Kubernetes Taints and Tolerations

30 Apr 2025 13:02 kubernetes

Today I learned, in a way that’s going to stick, the difference between Kubernetes Taints and Tolerations and Node Affinity.

Well, I say “today”, but it was actually two almost-identical occurrences over the last few days.

Recapping nodeSelector and nodeAffinity

In Kubernetes, you can force particular pods to run on particular nodes by using nodeSelector. Here’s how I make sure that Longhorn (which is quite resource-intensive) only runs on some of my nodes (those labelled as such):

  nodeSelector:
    differentpla.net/longhorn-storage-node: "true"

Some more examples:

You want particular workloads to run on nodes that have GPU acceleration.
You want a particular pod to run on a node that’s got a software-defined radio (SDR) dongle attached.
- You can use Node Feature Discovery for this.
  - The RTL-SDR Blog V3 dongle can be detected with feature.node.kubernetes.io/usb-ff_0bda_2838.present: "true"

Or you might want your pod to run only on x86_64 (amd64) nodes:

  nodeSelector:
    kubernetes.io/arch: "amd64"

You can combine them (Longhorn storage and amd64):

  nodeSelector:
    kubernetes.io/arch: "amd64"
    differentpla.net/longhorn-storage-node: "true"

But you can’t repeat a key, so there’s no way to express “amd64 OR arm64”. For that, you need nodeAffinity.

nodeAffinity is a more flexible version of nodeSelector. Here’s how to specify which architectures a pod can run on:

  nodeAffinity:
    requiredDuringSchedulingIgnoredDuringExecution:
      nodeSelectorTerms:
        - matchExpressions:
            - key: kubernetes.io/arch
              operator: In
              values:
                - amd64
                - arm64

We’re saying that the architecture must be in the ['amd64', 'arm64'] set.

Note that nodeSelectorTerms are OR-ed together; matchExpressions are AND-ed together.

Aside: make sure you don’t have both nodeSelector and nodeAffinity. I spent a couple of hours wondering why my pods weren’t being scheduled on ARM64 nodes – I’d added the nodeAffinity as above, but not removed the nodeSelector

Taints

This is great, but what if you add some nodes to your cluster, and you don’t want existing workloads scheduled on them?

For example: let’s say you’re adding arm64 nodes (at work, Graviton; at home, RPi 4) and you don’t want to update all of the existing deployments (which were only built for amd64) to add the missing nodeSelector or nodeAffinity.

You can add a “taint” to those nodes; Kubernetes won’t schedule any workloads on the tainted nodes. Here, I’m tainting my 3 new RPi 4 nodes with differentpla.net/arch=arm64:NoSchedule.

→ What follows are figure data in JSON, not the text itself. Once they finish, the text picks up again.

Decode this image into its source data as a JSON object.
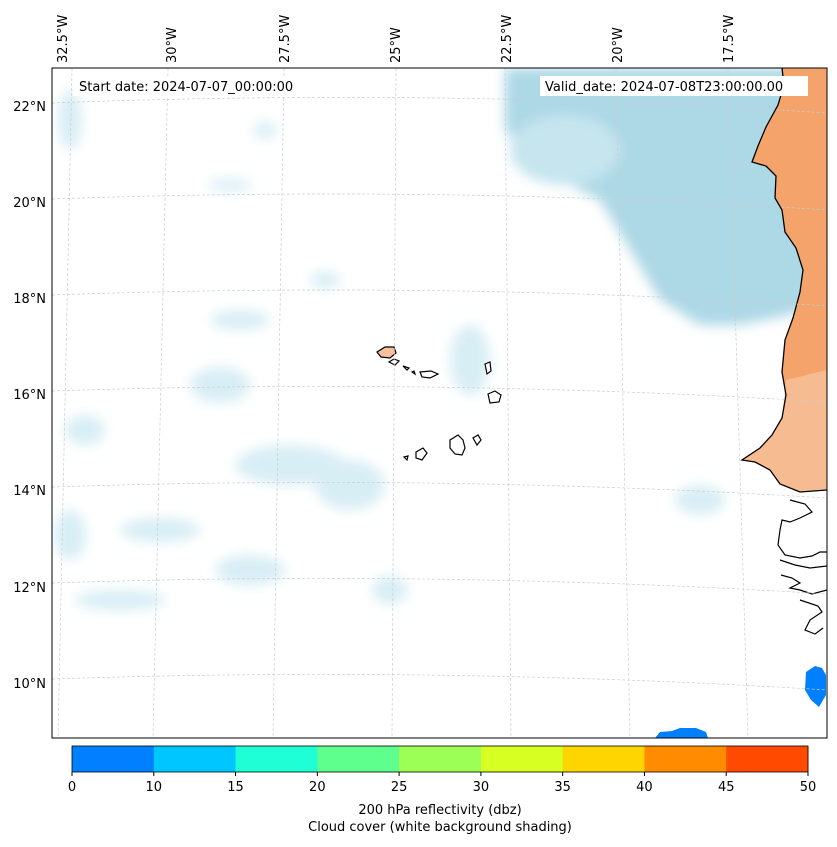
{
  "map": {
    "start_date_label": "Start date: 2024-07-07_00:00:00",
    "valid_date_label": "Valid_date: 2024-07-08T23:00:00.00",
    "lon_labels": [
      "32.5°W",
      "30°W",
      "27.5°W",
      "25°W",
      "22.5°W",
      "20°W",
      "17.5°W"
    ],
    "lat_labels": [
      "22°N",
      "20°N",
      "18°N",
      "16°N",
      "14°N",
      "12°N",
      "10°N"
    ],
    "colors": {
      "land": "#f4a46b",
      "land_light": "#f8c19b",
      "cloud": "#add8e6",
      "cloud_light": "#d8eef5",
      "gridline": "#cccccc",
      "coastline": "#000000",
      "reflectivity_blue": "#0080ff"
    }
  },
  "colorbar": {
    "ticks": [
      "0",
      "10",
      "15",
      "20",
      "25",
      "30",
      "35",
      "40",
      "45",
      "50"
    ],
    "colors": [
      "#0080ff",
      "#00c6ff",
      "#1fffd5",
      "#5fff8d",
      "#9cff55",
      "#d8ff22",
      "#ffd500",
      "#ff8c00",
      "#ff4a00"
    ],
    "label_line1": "200 hPa reflectivity (dbz)",
    "label_line2": "Cloud cover (white background shading)"
  }
}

kubectl taint nodes rpi401 rpi402 rpi403 differentpla.net/arch=arm64:NoSchedule

(I used differentpla.net/arch rather than kubernetes.io/arch because I didn’t want the official label confused with my custom taint).

This means that no pods will be scheduled on the tainted nodes.

Tolerations

What if I want a pod scheduled on one of those RPi 4 nodes? I’ve been messing around with multi-arch builds; I want my builds to run on the new nodes.

That’s when you add a “toleration” to the pod template. You’re saying “this pod tolerates that taint; it’s OK for it to run there”.

That looks like this:

  tolerations:
    - key: differentpla.net/arch
      operator: Equal
      value: arm64
      effect: NoSchedule

I’m saying that this pod is allowed to run on the tainted node; it tolerates it.

As another example, you might have nodes that are flaky or experimental in some way; you don’t want normal workloads to run there, so you taint them. But you want to make use of those nodes, so you mark some low-value workloads as tolerating that taint.